Archive for the ‘Pretty woman’ Category

Feb
25

Tonight, at every pub, bar and nightclub across the city, there will be men cracking on to women who are way out of their league.

Full of beer, bluster and self-belief, they will choose women much more attractive than they are.

The women will waste half the night trying to convince these Loser Lotharios that they’re really not interested.

But lack of success doesn’t deter these men.

Deluded and sometimes drunk, they’ll try their luck with stunner after stunner, who they will mistakenly judge to be their equal.

Astonishingly, researchers have scientifically proven that men think women are more interested in them than they actually are.

And the more attractive the woman is, the more interested the man thinks she is in him, according to a study by psychologist Carin Perilloux, from Williams College in the United States.

Conversely, the more attractive the man, the more likely he is to underestimate a woman’s interest in him.

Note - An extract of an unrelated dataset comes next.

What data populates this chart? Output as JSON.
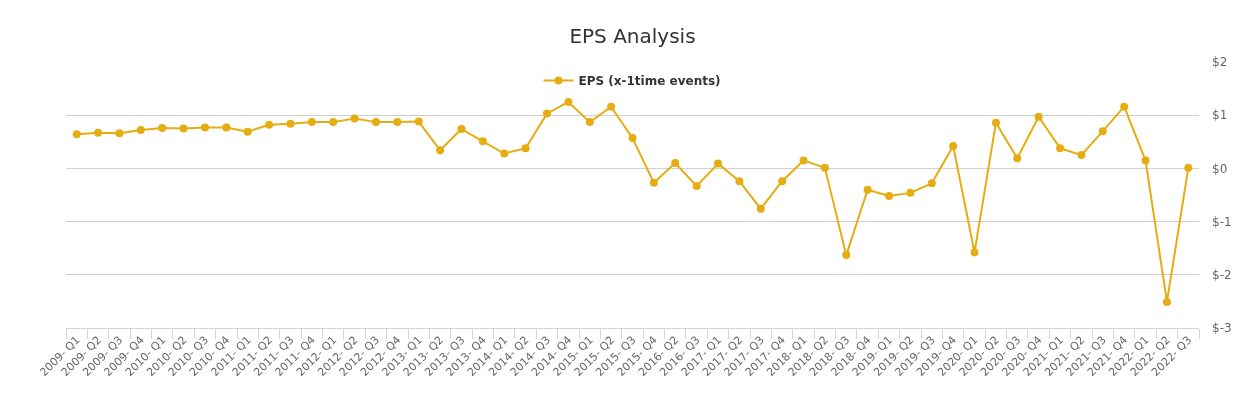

And women consistently under-estimate how interested men are in them.

Ms Perilloux took 200 undergraduates speed-dating, asking them to rate how attractive they think they are, and how interested they think their dating partner is.

As she soon discovered, men operate according to a concept known as the error-management theory.

Men believe the costs of a missed sexual opportunity are greater than the costs of a false alarm.

This is what gave craggy crooner Lyle Lovett the guts to make a move on the winsome Julia Roberts, or rough rocker Benji Madden a chance with the lovely Nicole Richie.

But without star power (and millions in the bank), the average Aussie male is never going to reach such lofty heights.

It’s hard to know why such stark differences between men and women continue to exist.

But go to any pub on a Saturday night and the moment you walk in and inhale that sickly mixture of stale sweat, cigarette smoke and sodden beer mats, you have travelled back 50 years in time.

My single friends tell me that women want a man to sweep them off their feet and be a real gentleman.

Men just want to sleep with a supermodel and will do whatever they think they need to in order to trick one into the sack.

Ultimately, though, this research offers a cautionary tale of unrequited love and wasted opportunities.

Ms Perilloux concludes that she hopes her research may “help to reduce conflict produced by errors in perception between the sexes”.

Let’s hope it does. It will save a lot of women the hassle of making up new excuses, and encourage Mr Average to be happy with Ms Average rather than a Page 3 girl.